Reply to MacLeod et al.: Multiple myeloma plasma cells have chameleon characteristics

MacLeod et al. question whether our lot of H929 multiple myeloma (MM) plasma cells were contaminated with K562 chronic myeloid leukemia (CML) cells (1). Before addressing this issue, we want to state that the central purpose of our paper was to demonstrate that hypothesis-directed proteomics using immunoprecipitation (IP)–liquid chromatography–tandem mass spectrometry (LC-MS/MS) was capable of detecting a cancer cell’s defective and activated signaling pathways. Using three IPs with antibodies against the endogenous bait proteins p85 (PI3K), Grb2 and pTyr peptides, we could successfully capture the BCR–ABL complex in our MM cells. We suggest that this proteomics strategy may be an effective method for helping to choose the appropriate single or combination of tyrosine kinase inhibitor drugs for a personalized medicine approach from patient tumor cells.

We believe that the specific lot of H929 cells used in our study was derived from MM plasma cells that acquired a BCR–ABL fusion. It appears that MacLeod et al. performed only cytogenetic tests (i.e., FISH and RT-PCR) to make a determination of contamination, and we agree that our cells possessed the e14a2 form of BCR–ABL fusion, as we reported using similar genetic tests (1, 2).
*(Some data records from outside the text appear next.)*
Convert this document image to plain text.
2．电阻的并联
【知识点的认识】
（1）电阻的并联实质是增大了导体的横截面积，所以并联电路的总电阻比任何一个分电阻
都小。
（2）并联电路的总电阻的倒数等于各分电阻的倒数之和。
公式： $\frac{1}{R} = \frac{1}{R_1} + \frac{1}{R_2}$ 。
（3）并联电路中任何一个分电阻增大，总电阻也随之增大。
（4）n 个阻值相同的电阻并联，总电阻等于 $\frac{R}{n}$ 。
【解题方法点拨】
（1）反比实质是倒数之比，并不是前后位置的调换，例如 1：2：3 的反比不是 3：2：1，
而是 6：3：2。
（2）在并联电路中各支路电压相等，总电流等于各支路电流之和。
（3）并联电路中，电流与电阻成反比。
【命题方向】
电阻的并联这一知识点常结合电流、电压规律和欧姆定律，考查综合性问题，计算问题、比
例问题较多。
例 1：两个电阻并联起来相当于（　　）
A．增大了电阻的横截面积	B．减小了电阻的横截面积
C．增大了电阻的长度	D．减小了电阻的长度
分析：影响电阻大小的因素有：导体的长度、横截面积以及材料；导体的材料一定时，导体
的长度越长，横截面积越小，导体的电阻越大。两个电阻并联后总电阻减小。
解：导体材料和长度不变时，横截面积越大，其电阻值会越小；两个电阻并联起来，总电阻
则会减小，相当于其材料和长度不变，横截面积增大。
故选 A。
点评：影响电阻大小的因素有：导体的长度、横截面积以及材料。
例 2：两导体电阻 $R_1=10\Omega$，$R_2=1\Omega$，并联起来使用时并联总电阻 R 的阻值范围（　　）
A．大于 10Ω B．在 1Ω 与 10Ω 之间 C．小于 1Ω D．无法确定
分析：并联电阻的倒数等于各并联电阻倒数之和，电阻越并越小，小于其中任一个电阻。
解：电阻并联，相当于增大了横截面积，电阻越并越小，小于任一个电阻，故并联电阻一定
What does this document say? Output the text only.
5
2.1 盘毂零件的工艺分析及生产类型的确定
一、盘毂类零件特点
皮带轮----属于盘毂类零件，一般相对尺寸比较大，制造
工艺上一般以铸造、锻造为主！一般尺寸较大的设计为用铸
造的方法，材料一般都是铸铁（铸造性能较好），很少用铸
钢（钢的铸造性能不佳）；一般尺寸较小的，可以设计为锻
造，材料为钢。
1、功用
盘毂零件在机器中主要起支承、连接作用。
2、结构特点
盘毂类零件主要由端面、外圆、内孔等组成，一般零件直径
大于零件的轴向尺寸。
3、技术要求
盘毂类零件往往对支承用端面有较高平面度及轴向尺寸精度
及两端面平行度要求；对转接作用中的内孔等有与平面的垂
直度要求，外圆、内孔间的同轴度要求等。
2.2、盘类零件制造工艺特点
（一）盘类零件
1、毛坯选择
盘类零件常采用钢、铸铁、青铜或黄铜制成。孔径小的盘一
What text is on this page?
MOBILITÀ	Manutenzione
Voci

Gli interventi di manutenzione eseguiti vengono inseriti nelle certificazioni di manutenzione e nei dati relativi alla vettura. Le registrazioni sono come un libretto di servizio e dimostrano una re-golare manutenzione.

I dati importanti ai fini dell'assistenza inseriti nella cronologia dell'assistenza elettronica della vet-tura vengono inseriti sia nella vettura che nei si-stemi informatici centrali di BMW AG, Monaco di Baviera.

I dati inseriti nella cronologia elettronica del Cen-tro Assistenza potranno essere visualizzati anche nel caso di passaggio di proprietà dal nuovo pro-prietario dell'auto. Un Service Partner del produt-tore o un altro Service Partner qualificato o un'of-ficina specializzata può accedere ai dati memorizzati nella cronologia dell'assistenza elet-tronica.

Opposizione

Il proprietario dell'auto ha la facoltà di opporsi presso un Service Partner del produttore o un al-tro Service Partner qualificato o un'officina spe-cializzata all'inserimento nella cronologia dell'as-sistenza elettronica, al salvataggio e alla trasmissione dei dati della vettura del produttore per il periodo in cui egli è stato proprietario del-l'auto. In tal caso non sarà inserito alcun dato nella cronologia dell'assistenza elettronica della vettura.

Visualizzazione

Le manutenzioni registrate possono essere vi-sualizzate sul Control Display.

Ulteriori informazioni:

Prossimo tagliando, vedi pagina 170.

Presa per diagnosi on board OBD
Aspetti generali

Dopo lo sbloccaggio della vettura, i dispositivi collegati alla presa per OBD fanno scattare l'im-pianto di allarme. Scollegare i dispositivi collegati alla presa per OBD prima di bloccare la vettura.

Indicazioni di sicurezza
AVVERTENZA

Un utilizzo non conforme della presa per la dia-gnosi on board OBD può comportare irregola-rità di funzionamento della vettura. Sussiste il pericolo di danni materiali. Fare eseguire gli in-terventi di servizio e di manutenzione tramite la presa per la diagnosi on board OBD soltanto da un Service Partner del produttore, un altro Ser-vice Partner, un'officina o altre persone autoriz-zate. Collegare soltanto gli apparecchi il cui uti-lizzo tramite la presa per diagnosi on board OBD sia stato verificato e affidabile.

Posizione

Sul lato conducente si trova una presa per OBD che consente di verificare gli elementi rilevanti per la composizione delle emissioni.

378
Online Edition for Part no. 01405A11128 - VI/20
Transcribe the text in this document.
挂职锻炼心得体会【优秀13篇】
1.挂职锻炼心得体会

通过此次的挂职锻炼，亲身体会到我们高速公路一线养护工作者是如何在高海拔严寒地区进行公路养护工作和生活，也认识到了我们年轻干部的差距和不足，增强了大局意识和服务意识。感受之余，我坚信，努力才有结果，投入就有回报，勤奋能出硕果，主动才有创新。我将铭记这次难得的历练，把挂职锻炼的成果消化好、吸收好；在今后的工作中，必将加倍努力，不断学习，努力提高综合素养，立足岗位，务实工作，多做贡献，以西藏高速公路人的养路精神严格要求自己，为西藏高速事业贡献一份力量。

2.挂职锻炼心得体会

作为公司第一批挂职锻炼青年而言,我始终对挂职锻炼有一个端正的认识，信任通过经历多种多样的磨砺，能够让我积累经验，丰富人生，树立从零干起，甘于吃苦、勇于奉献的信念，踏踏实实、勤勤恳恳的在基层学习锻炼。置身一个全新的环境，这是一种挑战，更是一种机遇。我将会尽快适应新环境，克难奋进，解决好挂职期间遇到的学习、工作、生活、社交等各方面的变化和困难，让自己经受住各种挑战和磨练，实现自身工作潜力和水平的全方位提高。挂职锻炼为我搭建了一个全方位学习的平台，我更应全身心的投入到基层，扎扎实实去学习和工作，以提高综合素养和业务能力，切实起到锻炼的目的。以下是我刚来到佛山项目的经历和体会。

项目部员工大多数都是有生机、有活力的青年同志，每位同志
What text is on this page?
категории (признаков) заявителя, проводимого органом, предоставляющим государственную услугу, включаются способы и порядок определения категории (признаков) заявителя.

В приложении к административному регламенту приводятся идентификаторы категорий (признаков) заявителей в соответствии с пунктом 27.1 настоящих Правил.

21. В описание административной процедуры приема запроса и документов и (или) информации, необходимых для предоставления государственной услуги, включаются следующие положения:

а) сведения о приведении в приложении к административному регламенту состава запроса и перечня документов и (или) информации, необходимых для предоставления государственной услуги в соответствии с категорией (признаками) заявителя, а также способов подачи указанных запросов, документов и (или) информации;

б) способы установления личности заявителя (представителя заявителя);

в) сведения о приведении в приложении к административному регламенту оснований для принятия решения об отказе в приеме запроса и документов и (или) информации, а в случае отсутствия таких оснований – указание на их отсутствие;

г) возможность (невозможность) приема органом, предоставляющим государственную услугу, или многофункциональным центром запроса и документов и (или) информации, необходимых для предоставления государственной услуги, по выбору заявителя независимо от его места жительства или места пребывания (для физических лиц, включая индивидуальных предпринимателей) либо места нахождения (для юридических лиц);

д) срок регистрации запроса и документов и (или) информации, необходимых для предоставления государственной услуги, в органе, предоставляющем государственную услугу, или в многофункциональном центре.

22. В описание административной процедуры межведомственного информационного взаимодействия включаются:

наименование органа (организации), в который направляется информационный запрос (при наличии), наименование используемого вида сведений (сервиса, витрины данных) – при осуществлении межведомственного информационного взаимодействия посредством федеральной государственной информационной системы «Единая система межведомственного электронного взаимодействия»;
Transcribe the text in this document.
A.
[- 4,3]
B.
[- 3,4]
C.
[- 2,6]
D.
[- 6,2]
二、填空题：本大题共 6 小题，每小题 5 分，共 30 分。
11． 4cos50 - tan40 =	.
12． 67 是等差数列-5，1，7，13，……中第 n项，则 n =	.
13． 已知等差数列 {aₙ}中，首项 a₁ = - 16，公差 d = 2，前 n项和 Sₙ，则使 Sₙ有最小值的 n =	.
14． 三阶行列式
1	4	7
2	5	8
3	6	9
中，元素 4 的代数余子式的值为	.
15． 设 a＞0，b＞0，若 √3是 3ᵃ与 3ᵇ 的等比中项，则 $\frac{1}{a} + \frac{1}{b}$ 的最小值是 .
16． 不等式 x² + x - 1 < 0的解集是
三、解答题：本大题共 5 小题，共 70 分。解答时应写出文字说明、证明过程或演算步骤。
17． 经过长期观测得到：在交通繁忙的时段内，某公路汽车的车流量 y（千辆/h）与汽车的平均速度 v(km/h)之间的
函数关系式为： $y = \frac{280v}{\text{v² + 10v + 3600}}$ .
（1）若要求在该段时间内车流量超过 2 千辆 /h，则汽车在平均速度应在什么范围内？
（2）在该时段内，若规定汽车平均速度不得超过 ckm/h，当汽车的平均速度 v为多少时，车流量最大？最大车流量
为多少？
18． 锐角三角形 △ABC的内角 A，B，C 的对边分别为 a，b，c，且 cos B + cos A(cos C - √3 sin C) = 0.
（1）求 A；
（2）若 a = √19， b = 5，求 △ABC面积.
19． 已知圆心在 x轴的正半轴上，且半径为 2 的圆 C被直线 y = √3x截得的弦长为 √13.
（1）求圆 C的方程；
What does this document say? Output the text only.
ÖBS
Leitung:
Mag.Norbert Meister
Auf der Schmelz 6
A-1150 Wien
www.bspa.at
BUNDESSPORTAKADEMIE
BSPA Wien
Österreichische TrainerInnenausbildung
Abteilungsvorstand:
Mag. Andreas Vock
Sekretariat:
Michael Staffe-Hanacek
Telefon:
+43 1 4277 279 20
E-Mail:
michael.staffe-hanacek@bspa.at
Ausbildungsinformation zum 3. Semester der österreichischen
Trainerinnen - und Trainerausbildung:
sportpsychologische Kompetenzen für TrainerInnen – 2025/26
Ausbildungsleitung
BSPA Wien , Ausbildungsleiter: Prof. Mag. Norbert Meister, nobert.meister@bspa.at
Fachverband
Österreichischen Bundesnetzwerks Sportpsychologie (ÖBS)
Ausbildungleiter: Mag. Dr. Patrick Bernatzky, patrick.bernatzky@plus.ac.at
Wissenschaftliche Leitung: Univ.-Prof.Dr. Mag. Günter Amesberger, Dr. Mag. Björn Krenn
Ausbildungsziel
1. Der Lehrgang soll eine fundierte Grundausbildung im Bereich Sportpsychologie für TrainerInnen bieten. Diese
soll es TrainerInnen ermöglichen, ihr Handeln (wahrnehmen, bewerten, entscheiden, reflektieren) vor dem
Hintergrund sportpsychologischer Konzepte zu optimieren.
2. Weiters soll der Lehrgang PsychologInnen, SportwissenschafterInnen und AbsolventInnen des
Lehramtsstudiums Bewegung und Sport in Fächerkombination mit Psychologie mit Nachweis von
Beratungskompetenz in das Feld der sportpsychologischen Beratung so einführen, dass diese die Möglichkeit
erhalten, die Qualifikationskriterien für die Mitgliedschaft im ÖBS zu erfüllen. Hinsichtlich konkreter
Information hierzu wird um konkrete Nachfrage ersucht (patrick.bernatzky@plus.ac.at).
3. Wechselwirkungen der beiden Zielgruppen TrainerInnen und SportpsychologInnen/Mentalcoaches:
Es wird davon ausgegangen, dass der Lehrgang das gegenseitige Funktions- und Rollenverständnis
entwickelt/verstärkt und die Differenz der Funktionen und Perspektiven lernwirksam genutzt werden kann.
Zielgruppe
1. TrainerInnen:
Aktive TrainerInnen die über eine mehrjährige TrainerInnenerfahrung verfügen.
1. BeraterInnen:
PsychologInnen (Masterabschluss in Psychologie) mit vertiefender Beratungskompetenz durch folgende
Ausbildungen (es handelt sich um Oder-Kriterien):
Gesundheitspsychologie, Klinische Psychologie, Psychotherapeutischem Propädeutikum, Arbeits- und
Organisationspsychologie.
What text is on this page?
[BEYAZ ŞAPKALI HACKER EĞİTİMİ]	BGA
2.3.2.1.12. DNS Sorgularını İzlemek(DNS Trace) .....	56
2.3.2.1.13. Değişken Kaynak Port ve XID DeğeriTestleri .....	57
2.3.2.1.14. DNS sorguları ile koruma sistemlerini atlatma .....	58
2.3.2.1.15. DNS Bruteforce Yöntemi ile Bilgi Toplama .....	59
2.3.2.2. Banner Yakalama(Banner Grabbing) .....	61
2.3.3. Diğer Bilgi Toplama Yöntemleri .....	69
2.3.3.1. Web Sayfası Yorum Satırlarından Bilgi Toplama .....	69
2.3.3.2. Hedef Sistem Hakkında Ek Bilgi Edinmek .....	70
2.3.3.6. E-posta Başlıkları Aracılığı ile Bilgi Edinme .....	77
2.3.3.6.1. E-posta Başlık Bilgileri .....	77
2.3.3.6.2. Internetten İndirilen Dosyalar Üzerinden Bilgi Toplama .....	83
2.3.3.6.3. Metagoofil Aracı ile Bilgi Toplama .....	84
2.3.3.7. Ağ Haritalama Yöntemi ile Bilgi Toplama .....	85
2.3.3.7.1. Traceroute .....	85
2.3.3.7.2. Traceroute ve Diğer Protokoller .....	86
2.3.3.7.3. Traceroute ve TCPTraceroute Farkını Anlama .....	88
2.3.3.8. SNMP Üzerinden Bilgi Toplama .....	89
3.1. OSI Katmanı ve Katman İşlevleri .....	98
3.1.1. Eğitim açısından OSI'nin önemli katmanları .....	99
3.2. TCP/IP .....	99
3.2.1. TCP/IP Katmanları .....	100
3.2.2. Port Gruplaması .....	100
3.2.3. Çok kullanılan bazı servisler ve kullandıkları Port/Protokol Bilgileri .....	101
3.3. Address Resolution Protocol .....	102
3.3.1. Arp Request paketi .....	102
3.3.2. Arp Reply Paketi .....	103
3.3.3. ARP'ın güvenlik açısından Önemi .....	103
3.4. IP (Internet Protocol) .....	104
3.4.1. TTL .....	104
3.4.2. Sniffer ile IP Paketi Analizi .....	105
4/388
Together with e13a2 fusion form, e14a2 and e13a2 represent the most common forms of BCR–ABL. The argument we presented for our H929 cells being plasma in origin came from histopathology data (immunoperoxidase/morphology) and not from genetic tests. We originally suspected CML contamination, but our data suggested otherwise. To summarize, our lot of H929 MM cells showed positive markers for plasma cells such as CD138 but were negative for standard markers of CML (K562) cells, including CD34, CD68, and myeloperoxidase. Additionally, inspection of the cells with Wright–Giemsa staining showed an abundant blue cytoplasm more deeply stained toward the periphery, prominent Golgi complex, eccentrically located nuclei, and a large and prominent central nucleolus, all features characteristic of plasma cells but not of CML cells (2).

It is important to note that BCR–ABL fusions have been detected from MM patient plasma cells in bone marrow, so our findings represent a rare but not impossible occurrence (3, 4). It is also known that some patients with MM have developed subsequent BCR–ABL–positive CML (5), and so a similar genetic situation may have occurred in our H929 cells. However, the histological data pointed to the BCR–ABL cells having been of plasma origin and not leukocyte. Because our H929 cells lacked interferon regulatory factor 4 expression, this may have contributed to the expression of BCR–ABL (6). Our lot of H929 cells may have been a special case because we tested other lots of H929 cells, and because they contained significantly lower levels of BCR–ABL by Western blotting, we did not follow up with cytogenetic tests (2). It is possible that a BCR–ABL fusion occurred somewhere in the cultured history of our H929 plasma cells that was similar to the fusion found in K562 cells, and our IP-LC-MS/MS technology showed that one could detect such cell abnormalities and use it to our advantage when testing patient cancers.